Download or read book A Tree Accurst written by Daniel W. Patterson and published by Univ of North Carolina Press. This book was released on 2003-06-19 with total page 238 pages. Available in PDF, EPUB and Kindle. Book excerpt: On a wintry night in 1831, a man named Charlie Silver was murdered with an axe and his body burned in a cabin in the mountains of North Carolina. His young wife, Frankie Silver, was tried and hanged for the crime. In later years people claimed that a tree growing near the ruins of the old cabin was cursed--that anyone who climbed into it would be unable to get out. Daniel Patterson uses this "accurst" tree as a metaphor for the grip the story of the murder has had on the imaginations of the local community, the wider world, and the noted Appalachian traditional singer and storyteller Bobby McMillon. For nearly 170 years, the memory of Frankie Silver has been kept alive by a ballad and local legends and by the news accounts, fiction, plays, and other works they inspired. Weaving Bobby McMillon's personal story--how and why he became a taleteller and what this story means to him--into an investigation of the Silver murder, Patterson explores the genesis and uses of folklore and the interplay between folklore, social and personal history, law, and narrative as people and communities try to understand human character and fate. Bobby McMillon is a furniture and hospital worker in Lenoir, North Carolina, with deep roots in Appalachia and a lifelong passion for learning and performing traditional songs and tales. He has received a North Carolina Folk Heritage Award from the state's Arts Council and also the North Carolina Folklore Society's Brown-Hudson Folklore Award.

Book Through the Mountains

    Book Details:
  • Author : John E. Ross
  • Publisher : Univ. of Tennessee Press
  • Release : 2023-08-04
  • ISBN : 1621906655
  • Pages : 265 pages

Download or read book Through the Mountains written by John E. Ross and published by Univ. of Tennessee Press.
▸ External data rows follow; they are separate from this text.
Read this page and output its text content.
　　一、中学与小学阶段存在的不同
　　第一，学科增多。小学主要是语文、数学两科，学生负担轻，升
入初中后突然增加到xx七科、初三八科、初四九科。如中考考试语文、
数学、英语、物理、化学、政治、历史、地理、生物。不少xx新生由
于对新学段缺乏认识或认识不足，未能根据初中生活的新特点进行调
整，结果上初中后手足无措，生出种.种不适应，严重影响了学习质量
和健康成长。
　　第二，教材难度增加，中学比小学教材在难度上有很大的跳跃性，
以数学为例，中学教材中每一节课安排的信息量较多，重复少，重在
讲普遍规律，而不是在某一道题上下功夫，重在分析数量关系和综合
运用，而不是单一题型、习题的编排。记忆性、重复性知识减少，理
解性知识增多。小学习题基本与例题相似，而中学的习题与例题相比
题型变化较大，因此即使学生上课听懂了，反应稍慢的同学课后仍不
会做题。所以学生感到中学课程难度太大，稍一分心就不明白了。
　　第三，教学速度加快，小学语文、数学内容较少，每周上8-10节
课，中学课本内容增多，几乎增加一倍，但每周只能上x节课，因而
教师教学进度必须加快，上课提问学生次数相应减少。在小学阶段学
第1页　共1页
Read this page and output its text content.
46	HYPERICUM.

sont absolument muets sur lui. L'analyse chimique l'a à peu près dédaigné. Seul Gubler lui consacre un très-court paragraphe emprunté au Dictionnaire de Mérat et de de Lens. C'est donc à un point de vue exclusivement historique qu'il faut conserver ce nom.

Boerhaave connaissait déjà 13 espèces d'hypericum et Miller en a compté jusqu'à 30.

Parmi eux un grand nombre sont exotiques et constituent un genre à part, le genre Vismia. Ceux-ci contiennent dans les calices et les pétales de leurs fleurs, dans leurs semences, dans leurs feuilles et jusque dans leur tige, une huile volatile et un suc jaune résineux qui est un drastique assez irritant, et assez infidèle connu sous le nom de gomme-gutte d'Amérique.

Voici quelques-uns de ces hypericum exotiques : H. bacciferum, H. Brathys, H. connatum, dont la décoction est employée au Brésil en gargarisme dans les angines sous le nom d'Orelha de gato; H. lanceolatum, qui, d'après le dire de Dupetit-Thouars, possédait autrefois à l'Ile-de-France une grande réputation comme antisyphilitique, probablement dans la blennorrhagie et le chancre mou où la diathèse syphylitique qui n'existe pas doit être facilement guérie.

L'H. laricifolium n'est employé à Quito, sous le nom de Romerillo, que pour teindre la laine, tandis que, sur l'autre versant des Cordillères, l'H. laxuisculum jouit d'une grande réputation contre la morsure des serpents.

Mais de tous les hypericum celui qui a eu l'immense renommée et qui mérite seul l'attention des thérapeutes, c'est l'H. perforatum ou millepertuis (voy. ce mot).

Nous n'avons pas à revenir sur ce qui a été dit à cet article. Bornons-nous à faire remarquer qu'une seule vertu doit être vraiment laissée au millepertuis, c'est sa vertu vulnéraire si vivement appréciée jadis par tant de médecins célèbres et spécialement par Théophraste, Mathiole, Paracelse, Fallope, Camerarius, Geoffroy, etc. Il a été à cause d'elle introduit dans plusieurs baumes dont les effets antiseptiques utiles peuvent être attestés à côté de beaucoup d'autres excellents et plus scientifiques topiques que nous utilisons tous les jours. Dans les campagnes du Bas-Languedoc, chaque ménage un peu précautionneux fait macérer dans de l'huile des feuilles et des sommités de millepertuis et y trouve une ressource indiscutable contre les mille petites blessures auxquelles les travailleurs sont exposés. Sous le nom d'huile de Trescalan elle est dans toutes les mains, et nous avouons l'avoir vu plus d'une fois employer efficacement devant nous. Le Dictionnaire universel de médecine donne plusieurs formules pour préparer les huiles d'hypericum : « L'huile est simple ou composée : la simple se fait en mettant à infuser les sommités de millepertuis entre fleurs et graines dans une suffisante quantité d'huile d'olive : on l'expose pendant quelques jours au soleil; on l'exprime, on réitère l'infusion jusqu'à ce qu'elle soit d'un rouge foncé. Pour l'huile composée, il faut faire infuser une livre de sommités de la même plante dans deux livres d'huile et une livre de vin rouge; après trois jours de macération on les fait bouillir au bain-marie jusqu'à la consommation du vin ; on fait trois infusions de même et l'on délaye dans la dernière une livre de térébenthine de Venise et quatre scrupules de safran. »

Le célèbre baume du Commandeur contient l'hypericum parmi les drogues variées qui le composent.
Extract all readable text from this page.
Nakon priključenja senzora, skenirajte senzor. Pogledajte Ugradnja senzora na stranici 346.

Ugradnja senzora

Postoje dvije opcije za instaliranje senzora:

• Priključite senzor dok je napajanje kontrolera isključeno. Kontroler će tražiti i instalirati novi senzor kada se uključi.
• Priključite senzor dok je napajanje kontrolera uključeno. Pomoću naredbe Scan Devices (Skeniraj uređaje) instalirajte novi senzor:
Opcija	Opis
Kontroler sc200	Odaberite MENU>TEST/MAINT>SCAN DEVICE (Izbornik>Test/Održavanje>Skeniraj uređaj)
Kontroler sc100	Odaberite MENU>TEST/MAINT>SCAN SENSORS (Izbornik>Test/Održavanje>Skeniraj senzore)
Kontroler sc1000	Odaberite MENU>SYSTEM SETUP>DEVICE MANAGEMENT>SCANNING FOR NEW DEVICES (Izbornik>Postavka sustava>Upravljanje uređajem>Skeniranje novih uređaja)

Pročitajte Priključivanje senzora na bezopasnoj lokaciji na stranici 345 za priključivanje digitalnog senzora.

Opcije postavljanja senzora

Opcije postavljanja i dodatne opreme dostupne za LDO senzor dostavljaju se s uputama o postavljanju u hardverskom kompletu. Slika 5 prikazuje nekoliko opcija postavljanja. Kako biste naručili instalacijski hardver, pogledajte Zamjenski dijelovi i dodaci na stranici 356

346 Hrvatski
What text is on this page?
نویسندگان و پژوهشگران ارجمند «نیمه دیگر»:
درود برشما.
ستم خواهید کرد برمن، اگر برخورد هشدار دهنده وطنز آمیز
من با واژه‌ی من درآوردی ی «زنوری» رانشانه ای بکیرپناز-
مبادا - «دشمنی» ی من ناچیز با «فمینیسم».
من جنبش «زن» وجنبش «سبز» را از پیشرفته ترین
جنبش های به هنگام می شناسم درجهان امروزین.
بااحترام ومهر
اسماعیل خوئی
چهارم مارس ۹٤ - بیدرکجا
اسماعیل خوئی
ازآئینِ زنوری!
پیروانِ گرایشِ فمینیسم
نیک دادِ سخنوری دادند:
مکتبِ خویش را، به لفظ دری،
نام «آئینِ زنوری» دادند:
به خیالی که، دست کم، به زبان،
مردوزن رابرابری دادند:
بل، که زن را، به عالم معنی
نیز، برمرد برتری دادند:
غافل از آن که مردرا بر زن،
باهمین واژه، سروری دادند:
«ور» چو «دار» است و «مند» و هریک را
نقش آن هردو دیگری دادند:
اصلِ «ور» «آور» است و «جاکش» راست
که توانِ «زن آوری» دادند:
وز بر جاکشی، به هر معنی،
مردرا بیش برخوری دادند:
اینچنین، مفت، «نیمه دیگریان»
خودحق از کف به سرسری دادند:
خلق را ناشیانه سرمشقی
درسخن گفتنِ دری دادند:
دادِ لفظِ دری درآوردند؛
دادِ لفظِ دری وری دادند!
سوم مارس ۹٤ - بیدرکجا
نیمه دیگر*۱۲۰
This book was released on 2023-08-04 with total page 265 pages. Available in PDF, EPUB and Kindle. Book excerpt: Two generations have passed since the publication of Wilma Dykeman’s landmark environmental history, The French Broad. In Through the Mountains: The French Broad River and Time, John Ross updates that seminal book with groundbreaking new research. More than the story of a single river, Through the Mountains covers the entire watershed from its headwaters in North Carolina’s Blue Ridge and the Great Smoky Mountains to its mouth in Knoxville, Tennessee. The French Broad watershed has faced new perils and seen new discoveries since 1955, when The French Broad was published. Geologists have learned that the Great Smoky Mountains are not among the world’s oldest as previously thought; climatologists and archaeologists have traced the dramatic effects of global warming and cooling on the flora, fauna, and human habitation in the watershed; and historians have deepened our understanding of enslaved peoples once thought not to be a part of the watershed’s history. Even further, this book documents how the French Broad and its tributaries were abused by industrialists, and how citizens fought to mitigate the pollution. Through the Mountains also takes readers to notable historic places: the hidden mound just inside the gate of Biltmore where Native Americans celebrated the solstices; the once-secret radio telescope site above Rosman where NASA eavesdropped on Russian satellites; and the tiny hamlet of Gatlinburg where Phi Beta Phi opened its school for mountain women in 1912. Wilma Dykeman once asked what the river had meant to the people who lived along it. In the close of Through the Mountains, Ross reframes that question: For 14,000 years the French Broad and its tributaries have nurtured human habitation. What must we start doing now to ensure it will continue to nourish future generations? Answering this question requires a knowledge of the French Broad’s history, an understanding of its contemporary importance, and a concern for the watershed’s sustainable future. Through the Mountains fulfills these three criteria, and, in many ways, presents the larger story of America’s freshwater habitats through the incredible history of the French Broad.